Desai, nacida en Nueva Delhi en 1971 y residente en Nueva York, explicó que durante dos décadas se refugió en una forma de escritura “muy solitaria”. No presenta ese silencio como una simple pausa editorial, sino como un proceso de transformación personal. Llegó a afirmar que vivió tan aislada que perdió la noción de su género: al desaparecer las miradas sociales, también disminuyó la presión de ser definida continuamente como mujer. Esa experiencia contiene una tesis poderosa, aunque incómoda: la soledad puede ser un espacio de libertad frente a las identidades impuestas, pero también exige condiciones materiales y emocionales que no están al alcance de todos.

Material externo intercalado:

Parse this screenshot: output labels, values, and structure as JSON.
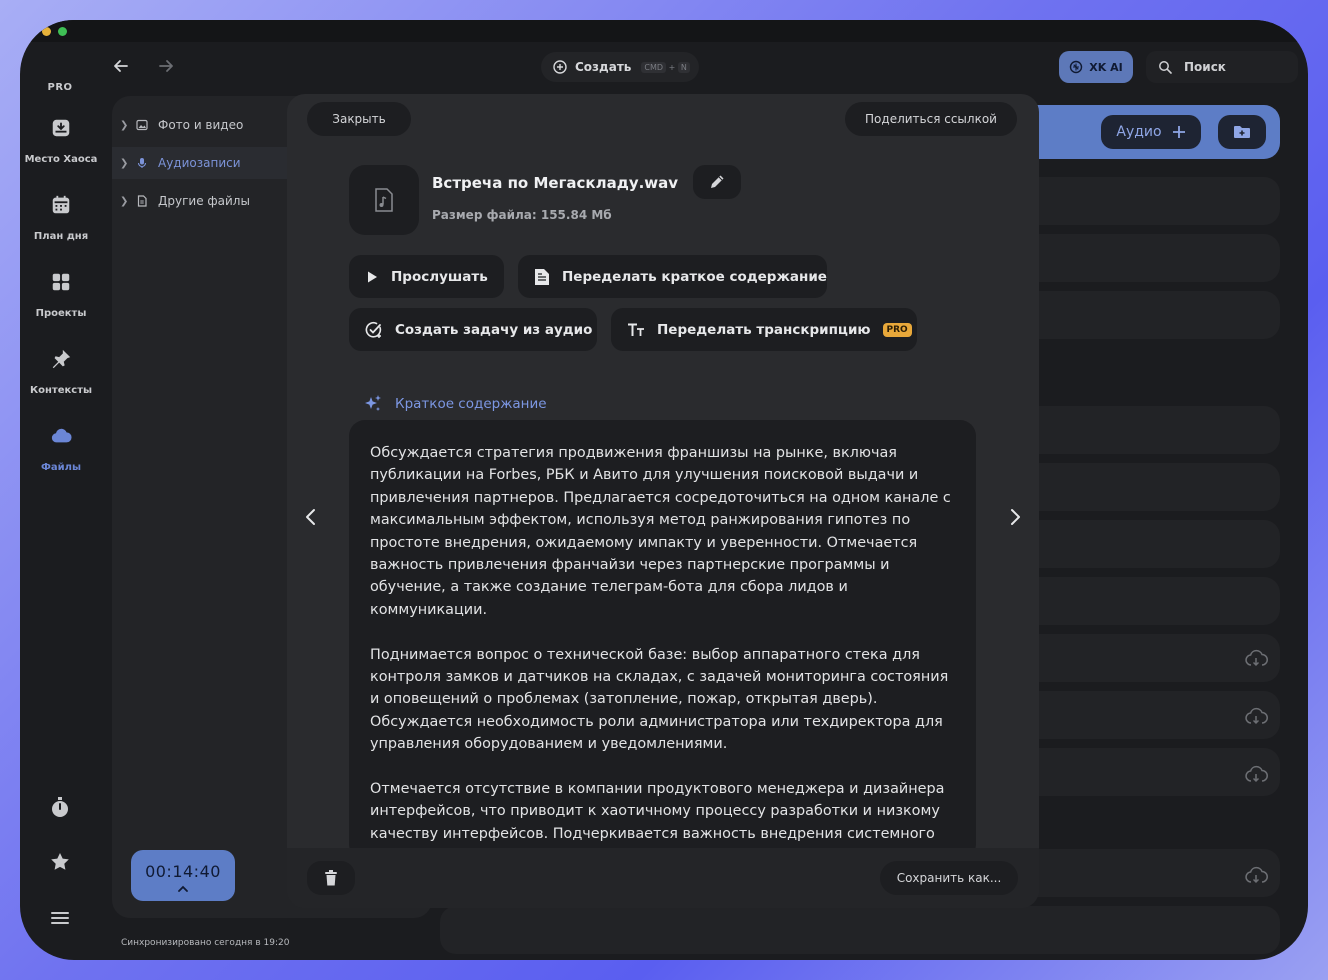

Una novela nacida de dos décadas de silencio
La importancia de La soledad de Sonia y Sunny no reside sólo en el regreso de una autora premiada. Su publicación confirma que el silencio prolongado también puede formar parte de una trayectoria literaria, especialmente cuando la escritora decide no someter su ritmo de trabajo a las exigencias de la industria editorial. En un mercado que premia la presencia constante, la producción frecuente y la exposición digital, Desai representa una posición contracorriente: la obra no debe obedecer necesariamente a la velocidad del mercado.
La novela se sitúa a finales de los años noventa, cuando el nacionalismo comenzó a adquirir una fuerza decisiva en India, y sigue a una aspirante a novelista y a un periodista en formación. A través de ambos personajes, la autora aborda la soledad desde una doble perspectiva: como aislamiento doloroso y como recogimiento necesario para elaborar una identidad propia. El desplazamiento geográfico funciona como catalizador. Viajar a otro país, sostiene Desai, puede revelar que la persona ha estado viviendo una versión equivocada de sí misma.
La migración aparece así lejos de las estadísticas abstractas. No es únicamente el cruce de una frontera, la obtención de un empleo o la adaptación a una nueva lengua. Es también una ruptura con los papeles que la familia, la comunidad o el Estado asignan a cada individuo. Los migrantes no sólo abandonan un territorio; a menudo intentan desprenderse de una identidad que se volvió insoportable o insuficiente.

La primera tensión: libertad individual frente a desigualdad
El primer punto que merece atención es la diferencia entre la soledad elegida y la soledad impuesta. Desai habla de una soledad artística capaz de producir felicidad y de una distancia social que permite escapar de las expectativas de género. Pero para millones de migrantes, mujeres, minorías y personas desplazadas, el aislamiento no es un retiro creativo: es la consecuencia de la precariedad, la discriminación o la falta de redes de apoyo.
Esta distinción modifica la lectura de la novela y también su impacto en el debate cultural. Si la soledad se presenta únicamente como vía de autotransformación, existe el riesgo de romantizar situaciones que en realidad están vinculadas con la exclusión. La experiencia de una escritora con reconocimiento internacional no puede trasladarse mecánicamente a quien vive separado de su familia por razones económicas, a quien no domina el idioma del país receptor o a quien teme denunciar una agresión por su situación migratoria.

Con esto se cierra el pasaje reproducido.